短編小説『一期一会』

短編小説『一期一会』
舞台: 京都・東山の小さな茶室「風灯庵(ふうとうあん)」
登場人物:
• 紬(つむぎ):WABISUKEの茶道を学ぶ若き女性。
• 時雨(しぐれ):旅の途中で茶室を訪れた青年。
• 灯(ともり):茶室の主。年老いた茶人。
物語
秋の終わり、霧雨が降る午後。紬は茶室「風灯庵」で、初めての茶会を開くことになった。師である灯は、ただ一言だけ告げた。
「今日の客は、二度と来ぬ人かもしれぬ。」
紬は緊張しながらも、掛け軸に「一期一会」の文字を選ぶ。花は野に咲く山茶花。器は祖母が遺した、ひびの入った唐津焼。

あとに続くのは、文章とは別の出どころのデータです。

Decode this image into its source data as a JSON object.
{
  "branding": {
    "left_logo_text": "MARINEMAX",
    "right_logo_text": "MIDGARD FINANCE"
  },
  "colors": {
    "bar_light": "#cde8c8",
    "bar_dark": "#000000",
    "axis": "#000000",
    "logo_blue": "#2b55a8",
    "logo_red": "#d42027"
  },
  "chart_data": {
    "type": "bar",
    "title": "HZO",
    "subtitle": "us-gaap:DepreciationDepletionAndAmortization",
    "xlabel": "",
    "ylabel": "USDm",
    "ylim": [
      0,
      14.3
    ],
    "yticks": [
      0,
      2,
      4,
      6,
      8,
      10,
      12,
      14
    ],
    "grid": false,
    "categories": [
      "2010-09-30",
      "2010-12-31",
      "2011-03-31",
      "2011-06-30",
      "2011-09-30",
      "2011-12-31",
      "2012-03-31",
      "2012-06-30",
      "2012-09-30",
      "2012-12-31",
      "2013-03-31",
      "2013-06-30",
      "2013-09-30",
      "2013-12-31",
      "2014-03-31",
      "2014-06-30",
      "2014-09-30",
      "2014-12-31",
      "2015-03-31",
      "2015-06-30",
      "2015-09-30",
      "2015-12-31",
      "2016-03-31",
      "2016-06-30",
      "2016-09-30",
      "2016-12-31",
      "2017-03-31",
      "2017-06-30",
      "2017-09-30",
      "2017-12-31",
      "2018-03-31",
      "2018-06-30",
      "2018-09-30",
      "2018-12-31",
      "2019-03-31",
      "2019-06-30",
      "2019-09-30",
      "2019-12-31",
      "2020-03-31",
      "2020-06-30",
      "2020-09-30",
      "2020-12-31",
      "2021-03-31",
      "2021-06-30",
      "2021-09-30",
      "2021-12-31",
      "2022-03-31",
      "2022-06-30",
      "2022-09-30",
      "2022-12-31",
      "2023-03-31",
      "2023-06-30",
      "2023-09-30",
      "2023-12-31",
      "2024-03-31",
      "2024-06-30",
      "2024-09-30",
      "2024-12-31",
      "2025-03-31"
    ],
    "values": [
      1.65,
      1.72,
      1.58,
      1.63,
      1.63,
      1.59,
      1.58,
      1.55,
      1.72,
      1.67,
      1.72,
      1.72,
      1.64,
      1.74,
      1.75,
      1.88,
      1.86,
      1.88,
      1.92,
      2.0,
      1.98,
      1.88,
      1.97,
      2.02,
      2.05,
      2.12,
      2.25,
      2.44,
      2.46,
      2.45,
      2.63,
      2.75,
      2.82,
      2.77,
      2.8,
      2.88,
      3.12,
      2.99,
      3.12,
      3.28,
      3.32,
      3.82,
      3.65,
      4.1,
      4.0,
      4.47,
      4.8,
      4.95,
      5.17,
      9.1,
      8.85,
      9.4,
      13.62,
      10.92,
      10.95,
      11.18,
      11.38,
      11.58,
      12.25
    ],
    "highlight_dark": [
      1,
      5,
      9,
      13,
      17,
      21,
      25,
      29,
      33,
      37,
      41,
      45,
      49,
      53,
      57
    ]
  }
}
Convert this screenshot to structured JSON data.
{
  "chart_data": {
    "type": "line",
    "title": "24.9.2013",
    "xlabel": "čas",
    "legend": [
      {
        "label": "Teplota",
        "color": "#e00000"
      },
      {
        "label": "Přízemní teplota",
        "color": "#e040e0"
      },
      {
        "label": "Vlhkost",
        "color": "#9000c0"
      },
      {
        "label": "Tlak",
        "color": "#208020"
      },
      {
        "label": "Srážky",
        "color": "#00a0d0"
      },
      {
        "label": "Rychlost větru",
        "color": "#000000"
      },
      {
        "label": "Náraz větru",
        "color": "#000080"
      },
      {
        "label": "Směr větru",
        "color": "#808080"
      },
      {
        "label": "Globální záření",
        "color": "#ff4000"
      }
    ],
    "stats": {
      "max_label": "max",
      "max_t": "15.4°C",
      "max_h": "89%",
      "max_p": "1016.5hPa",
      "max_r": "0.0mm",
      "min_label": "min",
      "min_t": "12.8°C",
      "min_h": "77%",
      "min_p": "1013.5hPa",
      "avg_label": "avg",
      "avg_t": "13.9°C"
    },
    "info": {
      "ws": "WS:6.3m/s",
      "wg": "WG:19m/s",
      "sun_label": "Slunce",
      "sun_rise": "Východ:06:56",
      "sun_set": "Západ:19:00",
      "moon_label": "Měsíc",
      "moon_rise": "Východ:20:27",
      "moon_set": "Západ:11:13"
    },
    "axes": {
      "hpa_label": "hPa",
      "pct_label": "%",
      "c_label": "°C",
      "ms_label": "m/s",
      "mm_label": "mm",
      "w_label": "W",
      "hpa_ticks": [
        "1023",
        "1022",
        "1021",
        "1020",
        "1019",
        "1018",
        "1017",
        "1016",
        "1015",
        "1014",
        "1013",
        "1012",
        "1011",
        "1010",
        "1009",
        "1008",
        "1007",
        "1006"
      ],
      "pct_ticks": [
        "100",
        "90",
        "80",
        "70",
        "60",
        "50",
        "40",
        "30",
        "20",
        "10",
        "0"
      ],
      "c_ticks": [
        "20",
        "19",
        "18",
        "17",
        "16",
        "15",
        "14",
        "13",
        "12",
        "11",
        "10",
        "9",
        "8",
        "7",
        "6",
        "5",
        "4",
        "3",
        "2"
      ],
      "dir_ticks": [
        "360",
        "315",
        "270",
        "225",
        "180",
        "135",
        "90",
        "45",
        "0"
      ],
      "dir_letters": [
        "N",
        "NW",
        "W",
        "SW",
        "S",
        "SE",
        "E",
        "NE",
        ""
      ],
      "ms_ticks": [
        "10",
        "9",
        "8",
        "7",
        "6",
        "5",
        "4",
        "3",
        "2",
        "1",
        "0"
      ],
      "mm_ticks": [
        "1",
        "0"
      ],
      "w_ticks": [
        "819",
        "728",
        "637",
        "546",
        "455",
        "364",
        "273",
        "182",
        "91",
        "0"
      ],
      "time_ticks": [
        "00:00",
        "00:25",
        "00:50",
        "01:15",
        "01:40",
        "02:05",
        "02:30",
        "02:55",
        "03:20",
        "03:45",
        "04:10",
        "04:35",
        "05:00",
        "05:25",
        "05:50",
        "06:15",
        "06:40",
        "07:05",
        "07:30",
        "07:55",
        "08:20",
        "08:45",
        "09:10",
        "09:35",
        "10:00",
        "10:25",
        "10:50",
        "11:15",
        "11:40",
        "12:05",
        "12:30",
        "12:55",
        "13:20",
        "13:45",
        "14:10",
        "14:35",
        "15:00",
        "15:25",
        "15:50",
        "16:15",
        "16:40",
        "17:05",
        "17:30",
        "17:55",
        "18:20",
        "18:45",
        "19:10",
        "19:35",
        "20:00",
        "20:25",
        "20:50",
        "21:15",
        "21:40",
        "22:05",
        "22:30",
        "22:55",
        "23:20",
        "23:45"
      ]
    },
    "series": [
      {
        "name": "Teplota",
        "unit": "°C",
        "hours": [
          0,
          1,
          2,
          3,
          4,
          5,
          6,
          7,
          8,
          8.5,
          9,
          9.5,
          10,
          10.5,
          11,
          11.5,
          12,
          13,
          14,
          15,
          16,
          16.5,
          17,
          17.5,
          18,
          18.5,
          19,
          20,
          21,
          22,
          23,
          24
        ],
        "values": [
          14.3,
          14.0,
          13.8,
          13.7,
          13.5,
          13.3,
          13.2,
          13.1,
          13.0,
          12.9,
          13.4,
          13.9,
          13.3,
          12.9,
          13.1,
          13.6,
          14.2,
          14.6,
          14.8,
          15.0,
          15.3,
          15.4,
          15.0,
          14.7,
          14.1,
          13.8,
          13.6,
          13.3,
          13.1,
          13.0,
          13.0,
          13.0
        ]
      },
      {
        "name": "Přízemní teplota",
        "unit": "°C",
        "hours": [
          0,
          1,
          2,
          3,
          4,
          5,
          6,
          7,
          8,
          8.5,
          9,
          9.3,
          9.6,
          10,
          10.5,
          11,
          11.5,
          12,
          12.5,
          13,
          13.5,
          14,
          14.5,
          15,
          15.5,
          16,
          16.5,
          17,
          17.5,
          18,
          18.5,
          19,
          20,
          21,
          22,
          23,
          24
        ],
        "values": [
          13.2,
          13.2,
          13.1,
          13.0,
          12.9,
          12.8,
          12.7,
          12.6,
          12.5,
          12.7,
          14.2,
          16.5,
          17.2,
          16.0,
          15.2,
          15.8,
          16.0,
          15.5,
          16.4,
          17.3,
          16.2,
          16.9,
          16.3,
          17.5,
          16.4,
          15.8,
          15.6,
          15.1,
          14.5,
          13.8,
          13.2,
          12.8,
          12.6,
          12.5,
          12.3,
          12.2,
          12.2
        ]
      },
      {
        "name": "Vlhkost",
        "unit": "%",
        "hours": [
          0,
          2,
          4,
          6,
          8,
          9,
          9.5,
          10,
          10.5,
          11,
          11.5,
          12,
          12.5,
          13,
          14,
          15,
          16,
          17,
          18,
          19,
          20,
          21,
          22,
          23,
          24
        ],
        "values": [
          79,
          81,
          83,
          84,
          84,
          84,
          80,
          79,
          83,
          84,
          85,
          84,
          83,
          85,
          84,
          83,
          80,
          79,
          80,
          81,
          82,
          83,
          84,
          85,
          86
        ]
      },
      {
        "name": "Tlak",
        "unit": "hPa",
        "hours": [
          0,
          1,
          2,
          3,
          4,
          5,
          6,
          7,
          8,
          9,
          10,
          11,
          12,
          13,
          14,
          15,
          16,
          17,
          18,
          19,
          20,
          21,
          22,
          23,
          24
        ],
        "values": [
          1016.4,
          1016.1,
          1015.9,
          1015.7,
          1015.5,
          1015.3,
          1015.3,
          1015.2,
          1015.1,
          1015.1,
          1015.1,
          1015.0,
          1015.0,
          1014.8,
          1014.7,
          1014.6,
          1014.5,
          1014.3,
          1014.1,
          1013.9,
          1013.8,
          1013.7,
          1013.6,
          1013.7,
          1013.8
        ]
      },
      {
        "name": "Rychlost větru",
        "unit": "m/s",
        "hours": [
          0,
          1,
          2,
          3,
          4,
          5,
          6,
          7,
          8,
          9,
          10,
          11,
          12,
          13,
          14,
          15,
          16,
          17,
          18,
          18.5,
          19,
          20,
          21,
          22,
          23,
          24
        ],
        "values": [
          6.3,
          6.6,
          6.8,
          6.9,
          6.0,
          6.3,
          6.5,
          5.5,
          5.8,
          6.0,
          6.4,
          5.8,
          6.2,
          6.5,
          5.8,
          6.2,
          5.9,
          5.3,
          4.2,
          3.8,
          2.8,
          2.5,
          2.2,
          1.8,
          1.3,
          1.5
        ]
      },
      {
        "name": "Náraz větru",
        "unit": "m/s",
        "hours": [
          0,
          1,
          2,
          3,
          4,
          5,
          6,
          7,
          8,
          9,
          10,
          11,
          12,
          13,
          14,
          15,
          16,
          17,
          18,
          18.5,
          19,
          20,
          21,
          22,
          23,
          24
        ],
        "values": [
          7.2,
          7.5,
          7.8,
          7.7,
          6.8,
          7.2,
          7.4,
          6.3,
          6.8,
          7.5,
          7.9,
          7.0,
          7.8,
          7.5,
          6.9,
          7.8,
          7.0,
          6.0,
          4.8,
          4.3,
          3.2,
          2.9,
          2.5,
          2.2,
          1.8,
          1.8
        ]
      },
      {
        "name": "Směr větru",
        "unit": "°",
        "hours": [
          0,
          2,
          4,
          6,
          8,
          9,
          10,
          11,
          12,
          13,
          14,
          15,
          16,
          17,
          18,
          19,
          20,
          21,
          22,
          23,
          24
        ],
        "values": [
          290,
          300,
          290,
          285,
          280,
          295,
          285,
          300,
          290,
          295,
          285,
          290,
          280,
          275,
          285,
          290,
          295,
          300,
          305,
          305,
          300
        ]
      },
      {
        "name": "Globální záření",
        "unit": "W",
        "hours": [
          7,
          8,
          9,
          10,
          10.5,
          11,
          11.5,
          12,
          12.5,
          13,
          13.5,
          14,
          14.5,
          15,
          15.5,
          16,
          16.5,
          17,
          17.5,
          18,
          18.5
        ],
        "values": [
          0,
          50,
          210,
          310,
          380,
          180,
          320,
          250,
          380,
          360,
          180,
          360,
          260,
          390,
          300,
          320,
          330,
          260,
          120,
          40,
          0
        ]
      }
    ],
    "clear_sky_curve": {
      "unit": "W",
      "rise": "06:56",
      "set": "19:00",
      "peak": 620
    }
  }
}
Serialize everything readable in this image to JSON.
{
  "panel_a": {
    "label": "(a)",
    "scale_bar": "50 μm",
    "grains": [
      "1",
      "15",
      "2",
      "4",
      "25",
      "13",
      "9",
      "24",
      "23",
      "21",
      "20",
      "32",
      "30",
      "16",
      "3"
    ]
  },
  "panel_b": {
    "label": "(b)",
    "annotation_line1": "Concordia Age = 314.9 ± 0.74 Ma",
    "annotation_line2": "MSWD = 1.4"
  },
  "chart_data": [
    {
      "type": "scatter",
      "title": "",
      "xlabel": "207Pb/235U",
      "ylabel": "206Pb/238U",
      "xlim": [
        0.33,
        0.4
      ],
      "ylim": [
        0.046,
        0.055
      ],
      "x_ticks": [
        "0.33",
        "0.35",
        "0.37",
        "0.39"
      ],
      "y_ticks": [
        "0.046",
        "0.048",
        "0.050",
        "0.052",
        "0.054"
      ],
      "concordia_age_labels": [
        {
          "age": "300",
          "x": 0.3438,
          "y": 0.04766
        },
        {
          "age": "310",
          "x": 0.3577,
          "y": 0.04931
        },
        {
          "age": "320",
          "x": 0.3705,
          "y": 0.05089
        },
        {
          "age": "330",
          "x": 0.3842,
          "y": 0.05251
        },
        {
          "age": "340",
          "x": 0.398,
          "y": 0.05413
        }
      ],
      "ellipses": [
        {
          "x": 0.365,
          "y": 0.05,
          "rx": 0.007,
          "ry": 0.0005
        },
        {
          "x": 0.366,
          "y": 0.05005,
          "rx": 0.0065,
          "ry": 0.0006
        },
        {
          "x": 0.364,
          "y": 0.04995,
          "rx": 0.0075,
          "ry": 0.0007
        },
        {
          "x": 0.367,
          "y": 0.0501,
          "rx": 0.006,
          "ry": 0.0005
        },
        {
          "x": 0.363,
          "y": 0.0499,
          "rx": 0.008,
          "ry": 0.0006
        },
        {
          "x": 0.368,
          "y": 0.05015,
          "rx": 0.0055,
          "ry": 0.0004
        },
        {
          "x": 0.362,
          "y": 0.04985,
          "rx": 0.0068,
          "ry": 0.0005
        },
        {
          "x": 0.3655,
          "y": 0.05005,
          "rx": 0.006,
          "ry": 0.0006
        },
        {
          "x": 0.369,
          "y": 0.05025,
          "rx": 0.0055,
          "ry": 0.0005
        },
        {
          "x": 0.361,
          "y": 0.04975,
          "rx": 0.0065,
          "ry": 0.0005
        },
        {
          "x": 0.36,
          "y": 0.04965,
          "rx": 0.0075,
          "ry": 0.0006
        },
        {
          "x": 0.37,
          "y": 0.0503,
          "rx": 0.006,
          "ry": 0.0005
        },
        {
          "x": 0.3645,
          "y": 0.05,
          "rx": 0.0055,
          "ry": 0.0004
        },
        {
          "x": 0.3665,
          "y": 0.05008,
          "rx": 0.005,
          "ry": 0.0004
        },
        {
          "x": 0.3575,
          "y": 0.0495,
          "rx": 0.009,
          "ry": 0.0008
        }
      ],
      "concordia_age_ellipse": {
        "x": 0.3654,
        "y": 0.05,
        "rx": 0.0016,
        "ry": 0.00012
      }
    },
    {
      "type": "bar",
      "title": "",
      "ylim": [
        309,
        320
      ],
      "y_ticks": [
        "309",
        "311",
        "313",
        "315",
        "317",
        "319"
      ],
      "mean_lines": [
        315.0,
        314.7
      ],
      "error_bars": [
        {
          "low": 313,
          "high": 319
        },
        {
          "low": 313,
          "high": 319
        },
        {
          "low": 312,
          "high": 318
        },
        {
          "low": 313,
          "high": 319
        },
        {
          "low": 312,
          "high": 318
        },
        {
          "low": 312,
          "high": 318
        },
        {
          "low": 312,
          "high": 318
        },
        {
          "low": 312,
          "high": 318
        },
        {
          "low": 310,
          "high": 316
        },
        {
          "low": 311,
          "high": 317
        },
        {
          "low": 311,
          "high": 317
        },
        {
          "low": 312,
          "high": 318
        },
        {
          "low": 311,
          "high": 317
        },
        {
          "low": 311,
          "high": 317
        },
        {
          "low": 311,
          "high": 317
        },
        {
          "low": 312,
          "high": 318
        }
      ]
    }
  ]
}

現れた客は、旅装束の青年・時雨。彼は言葉少なく、ただ茶室の空気を静かに吸い込んでいた。紬は一服の茶を点てる。湯の音、茶筅の動き、器の温もり——すべてが、初めてで最後のように感じられた。
時雨は茶を口にし、ふと微笑む。
「この味は、忘れられない。」
それだけを残し、彼は去っていった。名前も、行き先も告げずに。
紬はその夜、灯に問う。
「なぜ、あの人だったのですか。」
灯は答える。
「茶は、出会いの形をしている。君が点てた茶は、君自身だった。だから、彼は君に出会ったのだよ。」
結末
数年後、紬は茶室の主となる。ある日、若い旅人が訪れる。彼は、かつての時雨に似ていた。だが、紬はもう問わない。
ただ、静かに茶を点てる。
その茶には、あの日の記憶も、今日の風も、未来の余白も、すべてが宿っていた。